Oberhausen. . In der Lebenshilfe-Werkstatt für geistig Behinderte arbeiten 290 Menschen. Ina Schulz aus der Verpackungs-Abteilung ist seit 13 Jahren dabei.

Ina Schulz spring sofort auf und erzählt mit Begeisterung von ihrer Arbeit. Ihre kurzen blonden Haare wippen hin und her, während sie durch den Raum wirbelt. „Wir verpacken hier Augenpflaster“, erklärt sie, „zuerst muss man die Packung knicken, dann kommen zehn Pflaster rein.“ Sie greift in einen Eimer und nimmt einige Pflaster heraus. Heute ist es ein Motiv für Jungen: Autos mit Flammenmustern. „Wir haben auch welche für Mädchen mit Pferden oder Einhörnern.“

Ina Schulz legt die Pflaster nebeneinander, immer fünf in einer Reihe. Zweimal fünf sind zehn, das weiß sie, und legt die Pflaster in die Packung. Uwe Berns benutzt zum Zählen eine Schablone. Auf jedes der zehn Kästchen muss er ein Pflaster legen. „Wir geben hier jedem die Hilfestellung, die er braucht“, sagt Gabriele Bechmann vom Sozialen Dienst der Lebenshilfe.
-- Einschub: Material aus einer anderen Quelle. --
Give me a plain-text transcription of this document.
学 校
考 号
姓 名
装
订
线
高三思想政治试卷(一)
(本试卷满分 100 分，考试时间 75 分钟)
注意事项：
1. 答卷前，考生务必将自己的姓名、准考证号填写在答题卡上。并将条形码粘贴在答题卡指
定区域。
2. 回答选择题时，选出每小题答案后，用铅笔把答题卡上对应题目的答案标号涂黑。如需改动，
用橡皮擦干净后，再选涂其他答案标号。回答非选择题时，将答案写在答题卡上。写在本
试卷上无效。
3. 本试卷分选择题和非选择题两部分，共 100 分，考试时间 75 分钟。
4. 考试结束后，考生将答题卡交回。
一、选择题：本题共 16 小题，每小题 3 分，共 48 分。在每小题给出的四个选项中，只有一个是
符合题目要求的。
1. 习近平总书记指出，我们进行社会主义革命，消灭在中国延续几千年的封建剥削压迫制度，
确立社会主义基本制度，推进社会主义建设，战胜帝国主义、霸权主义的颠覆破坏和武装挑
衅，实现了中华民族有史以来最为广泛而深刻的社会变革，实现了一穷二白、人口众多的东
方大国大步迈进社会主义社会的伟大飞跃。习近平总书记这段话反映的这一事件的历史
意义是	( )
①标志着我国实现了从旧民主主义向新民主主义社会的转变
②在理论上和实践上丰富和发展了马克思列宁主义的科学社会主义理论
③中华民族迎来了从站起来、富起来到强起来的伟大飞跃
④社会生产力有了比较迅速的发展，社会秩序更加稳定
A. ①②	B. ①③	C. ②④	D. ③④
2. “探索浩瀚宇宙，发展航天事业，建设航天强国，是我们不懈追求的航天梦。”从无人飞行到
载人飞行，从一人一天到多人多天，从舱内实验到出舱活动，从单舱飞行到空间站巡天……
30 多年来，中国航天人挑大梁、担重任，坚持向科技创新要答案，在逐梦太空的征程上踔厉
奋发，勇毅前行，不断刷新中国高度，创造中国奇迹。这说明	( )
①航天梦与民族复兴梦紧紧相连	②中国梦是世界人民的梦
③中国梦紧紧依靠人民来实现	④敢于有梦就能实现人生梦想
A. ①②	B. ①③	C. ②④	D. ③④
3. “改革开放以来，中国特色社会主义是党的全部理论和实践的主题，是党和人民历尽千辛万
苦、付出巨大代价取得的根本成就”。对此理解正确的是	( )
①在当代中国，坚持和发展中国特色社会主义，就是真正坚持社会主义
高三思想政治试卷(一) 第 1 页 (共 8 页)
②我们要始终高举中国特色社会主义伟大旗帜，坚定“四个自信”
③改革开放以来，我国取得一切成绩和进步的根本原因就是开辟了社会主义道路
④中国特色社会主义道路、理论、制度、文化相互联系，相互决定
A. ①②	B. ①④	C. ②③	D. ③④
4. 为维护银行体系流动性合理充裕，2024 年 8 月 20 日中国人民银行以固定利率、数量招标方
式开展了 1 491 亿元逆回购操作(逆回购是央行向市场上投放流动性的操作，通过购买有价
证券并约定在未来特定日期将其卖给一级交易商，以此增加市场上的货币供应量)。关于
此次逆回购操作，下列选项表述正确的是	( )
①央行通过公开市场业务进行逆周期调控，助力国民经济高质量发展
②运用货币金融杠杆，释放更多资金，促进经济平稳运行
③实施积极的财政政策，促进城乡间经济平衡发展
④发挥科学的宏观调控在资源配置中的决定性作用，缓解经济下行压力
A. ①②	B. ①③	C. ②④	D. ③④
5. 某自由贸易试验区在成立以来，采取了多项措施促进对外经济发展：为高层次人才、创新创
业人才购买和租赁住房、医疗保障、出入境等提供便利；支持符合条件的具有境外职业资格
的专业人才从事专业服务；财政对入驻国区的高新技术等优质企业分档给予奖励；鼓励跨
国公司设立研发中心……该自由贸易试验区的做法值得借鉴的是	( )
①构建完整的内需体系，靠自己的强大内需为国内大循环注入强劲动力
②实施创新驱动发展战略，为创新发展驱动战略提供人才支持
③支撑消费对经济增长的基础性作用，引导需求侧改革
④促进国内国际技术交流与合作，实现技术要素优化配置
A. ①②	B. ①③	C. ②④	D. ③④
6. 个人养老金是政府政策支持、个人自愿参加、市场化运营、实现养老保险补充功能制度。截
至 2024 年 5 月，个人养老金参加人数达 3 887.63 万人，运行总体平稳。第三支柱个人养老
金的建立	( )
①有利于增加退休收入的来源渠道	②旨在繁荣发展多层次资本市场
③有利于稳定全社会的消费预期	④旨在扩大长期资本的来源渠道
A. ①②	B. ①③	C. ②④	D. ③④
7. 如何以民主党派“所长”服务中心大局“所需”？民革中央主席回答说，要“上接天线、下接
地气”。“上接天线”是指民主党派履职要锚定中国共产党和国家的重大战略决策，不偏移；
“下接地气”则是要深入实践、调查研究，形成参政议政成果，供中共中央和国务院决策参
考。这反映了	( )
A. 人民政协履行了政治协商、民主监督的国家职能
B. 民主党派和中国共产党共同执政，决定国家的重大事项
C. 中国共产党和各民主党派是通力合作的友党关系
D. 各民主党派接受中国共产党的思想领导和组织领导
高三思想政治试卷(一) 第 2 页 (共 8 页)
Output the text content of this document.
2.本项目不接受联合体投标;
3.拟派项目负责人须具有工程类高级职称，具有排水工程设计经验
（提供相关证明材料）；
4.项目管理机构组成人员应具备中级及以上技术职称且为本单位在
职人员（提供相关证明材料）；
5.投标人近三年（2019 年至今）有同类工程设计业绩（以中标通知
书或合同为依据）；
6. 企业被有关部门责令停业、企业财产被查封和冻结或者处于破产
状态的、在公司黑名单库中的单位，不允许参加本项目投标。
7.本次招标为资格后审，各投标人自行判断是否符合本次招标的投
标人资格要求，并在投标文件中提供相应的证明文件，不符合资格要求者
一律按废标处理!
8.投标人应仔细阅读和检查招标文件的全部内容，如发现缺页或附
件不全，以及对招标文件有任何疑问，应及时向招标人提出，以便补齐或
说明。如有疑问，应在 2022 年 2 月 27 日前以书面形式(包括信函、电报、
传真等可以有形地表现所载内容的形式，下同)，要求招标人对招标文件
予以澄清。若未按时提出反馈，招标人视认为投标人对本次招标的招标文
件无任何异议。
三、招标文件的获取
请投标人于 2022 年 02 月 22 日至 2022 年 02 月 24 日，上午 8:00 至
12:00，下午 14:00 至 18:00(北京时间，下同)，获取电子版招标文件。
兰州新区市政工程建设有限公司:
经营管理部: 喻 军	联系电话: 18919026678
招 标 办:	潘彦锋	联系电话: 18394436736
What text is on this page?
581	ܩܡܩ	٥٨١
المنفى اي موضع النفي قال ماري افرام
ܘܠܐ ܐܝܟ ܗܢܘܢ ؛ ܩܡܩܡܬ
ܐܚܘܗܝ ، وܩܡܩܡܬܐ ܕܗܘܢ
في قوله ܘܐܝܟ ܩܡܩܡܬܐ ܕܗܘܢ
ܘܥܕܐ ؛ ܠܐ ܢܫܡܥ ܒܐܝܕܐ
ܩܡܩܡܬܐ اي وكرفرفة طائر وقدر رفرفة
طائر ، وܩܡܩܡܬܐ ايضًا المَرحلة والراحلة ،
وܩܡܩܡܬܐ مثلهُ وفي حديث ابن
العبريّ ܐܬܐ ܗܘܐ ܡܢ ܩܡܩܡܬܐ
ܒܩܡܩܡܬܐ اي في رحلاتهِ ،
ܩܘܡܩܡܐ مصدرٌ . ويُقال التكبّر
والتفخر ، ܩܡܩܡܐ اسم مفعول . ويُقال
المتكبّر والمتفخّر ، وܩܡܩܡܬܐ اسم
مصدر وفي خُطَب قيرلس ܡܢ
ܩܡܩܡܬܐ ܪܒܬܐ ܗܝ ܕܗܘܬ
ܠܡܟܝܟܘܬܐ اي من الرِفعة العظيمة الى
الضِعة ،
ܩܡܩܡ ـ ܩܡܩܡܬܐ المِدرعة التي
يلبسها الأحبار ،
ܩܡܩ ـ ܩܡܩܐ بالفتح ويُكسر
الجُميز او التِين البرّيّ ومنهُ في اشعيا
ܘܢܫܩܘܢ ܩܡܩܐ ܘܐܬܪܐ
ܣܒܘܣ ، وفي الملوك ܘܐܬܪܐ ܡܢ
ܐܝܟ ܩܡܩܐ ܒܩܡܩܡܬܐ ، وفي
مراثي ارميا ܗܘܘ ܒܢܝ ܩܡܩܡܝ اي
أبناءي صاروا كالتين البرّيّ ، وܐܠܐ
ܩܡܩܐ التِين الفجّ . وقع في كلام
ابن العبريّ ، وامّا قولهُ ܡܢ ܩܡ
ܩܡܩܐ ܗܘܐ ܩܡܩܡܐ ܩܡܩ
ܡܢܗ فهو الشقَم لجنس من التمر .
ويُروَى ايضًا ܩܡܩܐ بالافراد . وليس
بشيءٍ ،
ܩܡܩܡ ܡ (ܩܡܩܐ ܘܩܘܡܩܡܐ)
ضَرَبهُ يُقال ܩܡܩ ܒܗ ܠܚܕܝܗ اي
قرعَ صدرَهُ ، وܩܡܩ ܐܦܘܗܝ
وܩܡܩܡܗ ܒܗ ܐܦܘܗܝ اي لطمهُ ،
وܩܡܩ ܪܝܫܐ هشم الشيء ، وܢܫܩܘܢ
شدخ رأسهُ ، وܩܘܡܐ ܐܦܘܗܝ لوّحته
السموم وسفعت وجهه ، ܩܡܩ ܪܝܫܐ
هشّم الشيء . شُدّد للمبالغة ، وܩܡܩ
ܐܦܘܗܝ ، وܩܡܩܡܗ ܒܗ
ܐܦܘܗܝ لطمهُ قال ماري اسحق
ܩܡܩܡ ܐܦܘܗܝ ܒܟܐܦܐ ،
Uwe Berns arbeitet gemeinsam mit Ina Schulz in der Verpackungs-Abteilung.
Uwe Berns arbeitet gemeinsam mit Ina Schulz in der Verpackungs-Abteilung.

Ina Schulz arbeitet seit 13 Jahren in der Königshardter Werkstatt. Insgesamt sind hier 290 Menschen mit geistigen Behinderungen beschäftigt. Gabriele Bechmann und ihr Kollege Thomas Horstmöller vom Sozialen Dienst kennen jeden einzelnen – „mit Namen und Eigenheiten“, sagt Thomas Horstmöller. Und seine Kollegin ergänzt: „Unsere Mitarbeiter hier bilden den Durchschnitt der Gesellschaft ab. Einige sind sehr fleißig, andere weniger. Es ist unsere Aufgabe, aus jedem das herauszuholen, was in ihm steckt.“ Und in ihnen steckt so einiges, das wird bei diesem Besuch schnell klar.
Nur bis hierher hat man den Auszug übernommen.